CFO of ProPetro Holding Corp (NYSE: PUMP — $751 million) resigned effective immediately from the company after four and a half years. The company’s Chief Accounting Officer also resigned in August 2023 after four years and in March 2023 the company switched auditors from Deloitte to RSM US LLP. In 2019, Culper Research accused the company of self-dealing and undisclosed related-party transactions.
CFO of BrightSpring Health (NASDAQ: BTSG — $3.04 billion) resigned effective immediately after seven and a half years. Last year, The Capitol Forum published several critical articles alleging the company is “endangering the health and safety” of its customers. Last month, the company was on the SEC’s B7A FOIA exemption list, indicating a potential undisclosed SEC investigation.
CEO and Chairman of Kroger (NYSE: KR — $48.3 billion) resigned “effective immediately” after 11 years. The company disclosed:
“On February 21, 2025, the Board of Directors was made aware of certain personal conduct by Mr. McMullen and immediately retained outside independent counsel to conduct an investigation, which was overseen by a special Board committee. Mr. McMullen’s conduct is not related to the company’s financial performance, operations or reporting, and it did not involve any Kroger associates. In connection with his resignation, Mr. McMullen will forfeit all unvested equity awards outstanding under the company’s 2019 Long-Term Incentive Plan and will not be eligible to receive payment of a 2024 bonus.”
President of Worldwide Field Operations at Samsara (NYSE: IOT — $19.8 billion) stepped down after nearly two years. In September 2023, Spruce Point Capital alleged the company “grew through aggressive practices such as contract buyouts and customer financing, which helps explain why it has long been one of the least profitable SaaS companies.”
Chief Accounting Officer of eXp World Holdings (NASDAQ: EXPI — $1.52 billion) resigned after four years. In April 2022, The Bear Cave raised concerns about the company’s “dubious accounting, regulatory snafus, an SEC subpoena, high insider selling, and a questionable recruiting pipeline promoted by a prominent Scientologist.” The Bear Cave later published on more problems at eXp in May 2024 and July 2024.
Lead Independent Director of Hershey (NYSE: HSY — $37.5 billion), Victor L. Crawford, “notified the company of his intention not to stand for re-election” after five years. In January, the company’s CEO and Board Chair, Michele Buck, resigned with no clear successor and the board disclosed it would “consider external and internal candidates, in partnership with a nationally recognized search firm.” In July 2023, The Bear Cave warned that Feastables, a chocolate brand started by YouTuber MrBeast, would take share from Hershey. In March 2024, The Bear Cave published on Hershey again and wrote,
“The Bear Cave is more confident than ever that Feastables is taking share from Hershey. In short, Hershey is a melting giant.”

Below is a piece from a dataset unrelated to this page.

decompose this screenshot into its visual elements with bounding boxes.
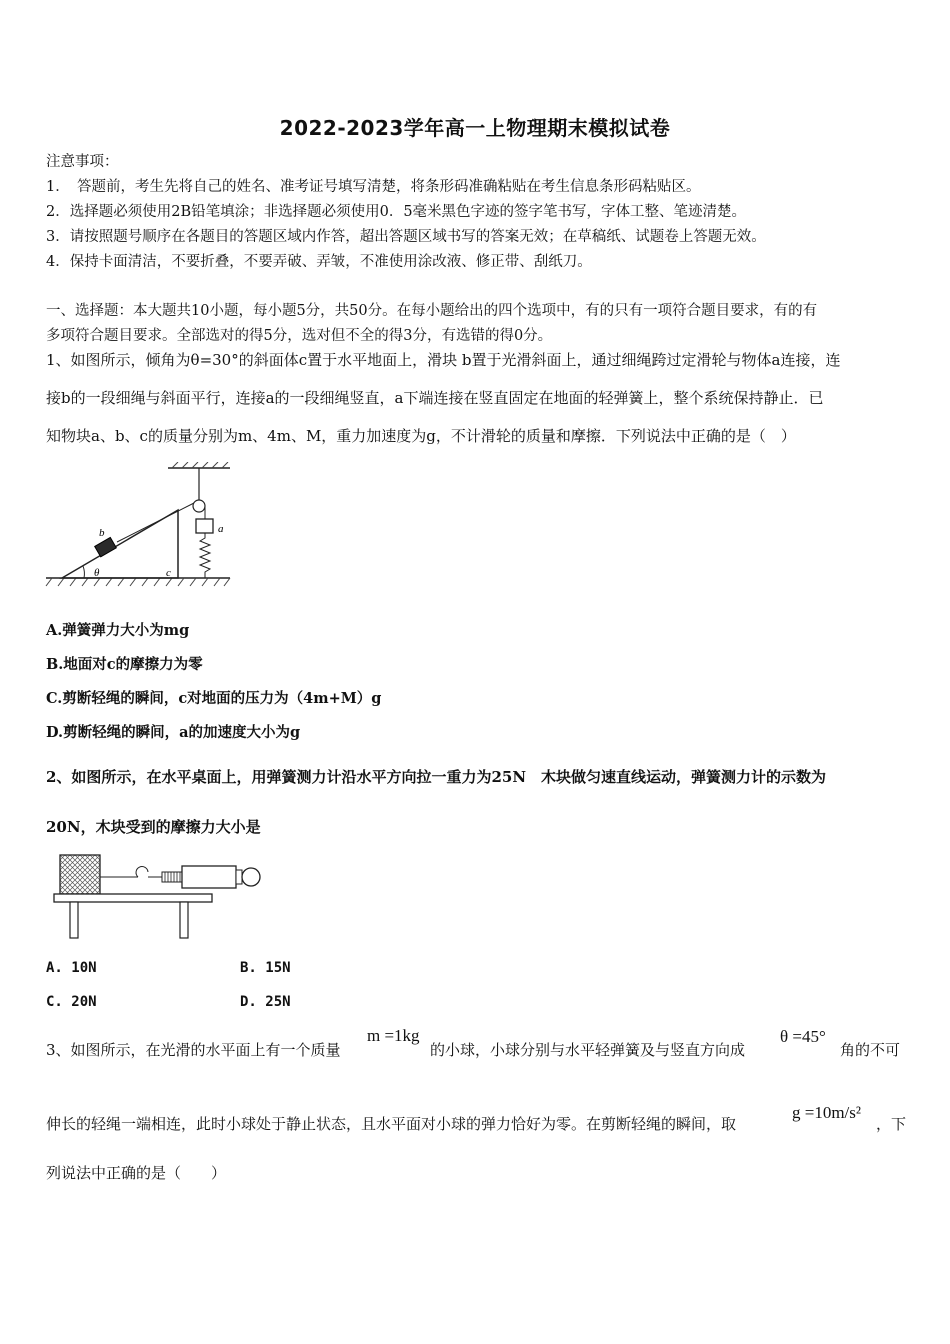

Data for this section is provided by VerityData from VerityPlatform.com
News of the Week
“Stock Promotions Gone Wild” (Herb Greenberg)

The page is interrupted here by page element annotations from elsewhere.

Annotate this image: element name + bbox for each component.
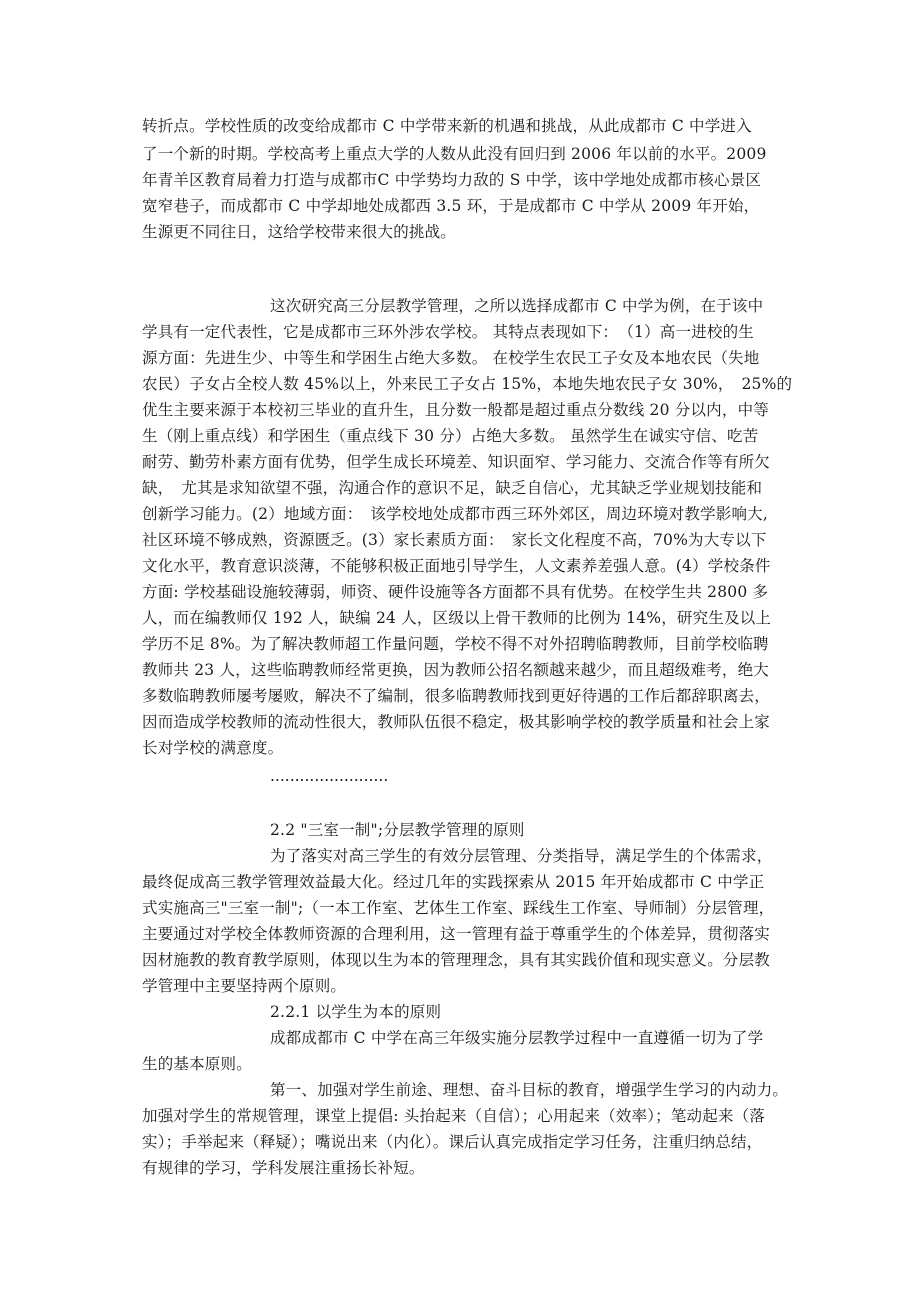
- text-line: 方面: 学校基础设施较薄弱，师资、硬件设施等各方面都不具有优势。在校学生共 2800 多: [142, 583, 769, 601]
- text-line: 耐劳、勤劳朴素方面有优势，但学生成长环境差、知识面窄、学习能力、交流合作等有所欠: [142, 453, 771, 471]
- text-line: 这次研究高三分层教学管理，之所以选择成都市 C 中学为例，在于该中: [270, 297, 764, 315]
- text-line: 学管理中主要坚持两个原则。: [142, 977, 347, 995]
- text-line: 加强对学生的常规管理，课堂上提倡: 头抬起来（自信）；心用起来（效率）；笔动起来（落: [142, 1107, 766, 1125]
- text-line: 年青羊区教育局着力打造与成都市C 中学势均力敌的 S 中学，该中学地处成都市核心景区: [142, 171, 762, 189]
- text-line: 为了落实对高三学生的有效分层管理、分类指导，满足学生的个体需求，: [270, 847, 773, 865]
- text-line: 学历不足 8%。为了解决教师超工作量问题，学校不得不对外招聘临聘教师，目前学校临聘: [142, 635, 769, 653]
- text-line: 人，而在编教师仅 192 人，缺编 24 人，区级以上骨干教师的比例为 14%，研究生及以上: [142, 609, 772, 627]
- text-line: 长对学校的满意度。: [142, 739, 284, 757]
- text-line: 生的基本原则。: [142, 1055, 252, 1073]
- text-line: 创新学习能力。(2）地域方面： 该学校地处成都市西三环外郊区，周边环境对教学影响大,: [142, 505, 768, 523]
- text-line: 宽窄巷子，而成都市 C 中学却地处成都西 3.5 环，于是成都市 C 中学从 2009 年开始，: [142, 197, 760, 215]
- text-line: 转折点。学校性质的改变给成都市 C 中学带来新的机遇和挑战，从此成都市 C 中学进入: [142, 117, 752, 135]
- text-line: 生（刚上重点线）和学困生（重点线下 30 分）占绝大多数。 虽然学生在诚实守信、吃苦: [142, 427, 759, 445]
- subsection-heading: 2.2.1 以学生为本的原则: [270, 1003, 442, 1021]
- text-line: 优生主要来源于本校初三毕业的直升生，且分数一般都是超过重点分数线 20 分以内，中等: [142, 401, 769, 419]
- text-line: 源方面：先进生少、中等生和学困生占绝大多数。 在校学生农民工子女及本地农民（失地: [142, 349, 760, 367]
- text-line: 最终促成高三教学管理效益最大化。经过几年的实践探索从 2015 年开始成都市 C 中学正: [142, 873, 765, 891]
- text-line: 第一、加强对学生前途、理想、奋斗目标的教育，增强学生学习的内动力。: [270, 1081, 789, 1099]
- text-line: 因材施教的教育教学原则，体现以生为本的管理理念，具有其实践价值和现实意义。分层教: [142, 951, 771, 969]
- text-line: 生源更不同往日，这给学校带来很大的挑战。: [142, 223, 457, 241]
- text-line: 社区环境不够成熟，资源匮乏。(3）家长素质方面： 家长文化程度不高，70%为大专以下: [142, 531, 767, 549]
- text-line: 农民）子女占全校人数 45%以上，外来民工子女占 15%，本地失地农民子女 30%， 25%的: [142, 375, 793, 393]
- text-line: 缺， 尤其是求知欲望不强，沟通合作的意识不足，缺乏自信心，尤其缺乏学业规划技能和: [142, 479, 763, 497]
- text-line: 文化水平，教育意识淡薄，不能够积极正面地引导学生，人文素养差强人意。(4）学校条件: [142, 557, 771, 575]
- text-line: 了一个新的时期。学校高考上重点大学的人数从此没有回归到 2006 年以前的水平。2009: [142, 145, 767, 163]
- text-line: 主要通过对学校全体教师资源的合理利用，这一管理有益于尊重学生的个体差异，贯彻落实: [142, 925, 771, 943]
- text-line: 实）；手举起来（释疑）；嘴说出来（内化）。课后认真完成指定学习任务，注重归纳总结，: [142, 1133, 763, 1151]
- section-heading: 2.2 "三室一制";分层教学管理的原则: [270, 821, 525, 839]
- ellipsis: ........................: [270, 767, 389, 785]
- text-line: 式实施高三"三室一制";（一本工作室、艺体生工作室、踩线生工作室、导师制）分层管理，: [142, 899, 775, 917]
- text-line: 学具有一定代表性，它是成都市三环外涉农学校。 其特点表现如下： （1）高一进校的生: [142, 323, 754, 341]
- text-line: 教师共 23 人，这些临聘教师经常更换，因为教师公招名额越来越少，而且超级难考，绝大: [142, 661, 769, 679]
- text-line: 有规律的学习，学科发展注重扬长补短。: [142, 1159, 425, 1177]
- text-line: 因而造成学校教师的流动性很大，教师队伍很不稳定，极其影响学校的教学质量和社会上家: [142, 713, 771, 731]
- text-line: 成都成都市 C 中学在高三年级实施分层教学过程中一直遵循一切为了学: [270, 1029, 764, 1047]
- text-line: 多数临聘教师屡考屡败，解决不了编制，很多临聘教师找到更好待遇的工作后都辞职离去，: [142, 687, 771, 705]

“These are the commercials unabashedly touting stocks. They’ve been running, seemingly increasingly for months and months. But recently there’s a new twist: Instead of a male or female announcer extolling the virtues of the company, it’s the CEO.”

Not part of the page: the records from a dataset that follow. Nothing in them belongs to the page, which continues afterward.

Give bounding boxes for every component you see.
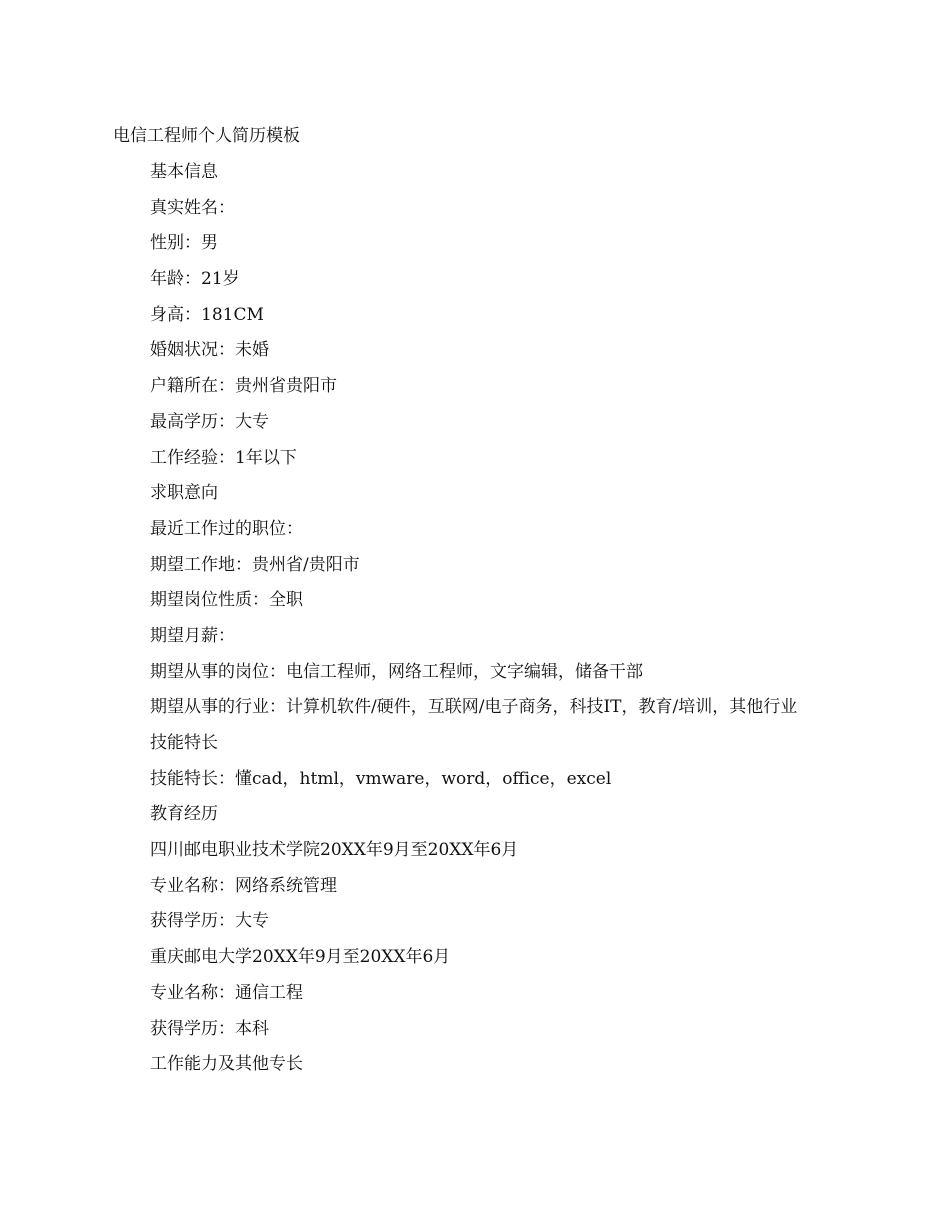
section-heading-skills: 技能特长 [150, 733, 218, 753]
field-recent-position: 最近工作过的职位： [150, 518, 303, 539]
education-entry-degree-1: 获得学历：大专 [150, 911, 269, 932]
field-expected-industries: 期望从事的行业：计算机软件/硬件，互联网/电子商务，科技IT，教育/培训，其他行业 [150, 697, 798, 718]
section-heading-job-intention: 求职意向 [150, 483, 218, 504]
document-body [113, 161, 838, 1089]
field-expected-salary: 期望月薪： [150, 625, 235, 646]
field-height: 身高：181CM [150, 304, 264, 325]
section-heading-basic-info: 基本信息 [150, 162, 218, 182]
field-gender: 性别：男 [150, 233, 218, 254]
education-entry-major-1: 专业名称：网络系统管理 [150, 875, 337, 896]
education-entry-degree-2: 获得学历：本科 [150, 1018, 269, 1039]
field-real-name: 真实姓名： [150, 197, 235, 218]
field-age: 年龄：21岁 [150, 269, 240, 290]
field-work-experience: 工作经验：1年以下 [150, 447, 297, 468]
field-skills: 技能特长：懂cad，html，vmware，word，office，excel [150, 768, 612, 789]
field-household-registration: 户籍所在：贵州省贵阳市 [150, 376, 337, 397]
education-entry-school-2: 重庆邮电大学20XX年9月至20XX年6月 [150, 947, 451, 968]
field-expected-job-type: 期望岗位性质：全职 [150, 590, 303, 611]
field-expected-location: 期望工作地：贵州省/贵阳市 [150, 554, 360, 575]
education-entry-major-2: 专业名称：通信工程 [150, 982, 303, 1003]
field-marital-status: 婚姻状况：未婚 [150, 340, 269, 361]
education-entry-school-1: 四川邮电职业技术学院20XX年9月至20XX年6月 [150, 840, 519, 861]
section-heading-abilities: 工作能力及其他专长 [150, 1054, 303, 1075]
section-heading-education: 教育经历 [150, 804, 218, 825]
field-highest-education: 最高学历：大专 [150, 411, 269, 432]
document-title: 电信工程师个人简历模板 [113, 126, 300, 146]
field-expected-positions: 期望从事的岗位：电信工程师，网络工程师，文字编辑，储备干部 [150, 661, 643, 682]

“Hedge fund Elliott bets €670mn against TotalEnergies” (FT)
“Hedge fund Elliott Management has taken a €670mn short position in French energy major TotalEnergies according to regulatory filings, as the US activist firm agitates for change at rival BP… A person familiar with the hedge fund’s thinking said the position was part of Elliott’s global hedging program.”
“Big Consulting Bosses Meet With Trump Officials to Save Contracts” (WSJ)
“Executives from EY, Booz Allen and others are being told to ‘defend the spend’ on their work for the government—and identify possible cuts.”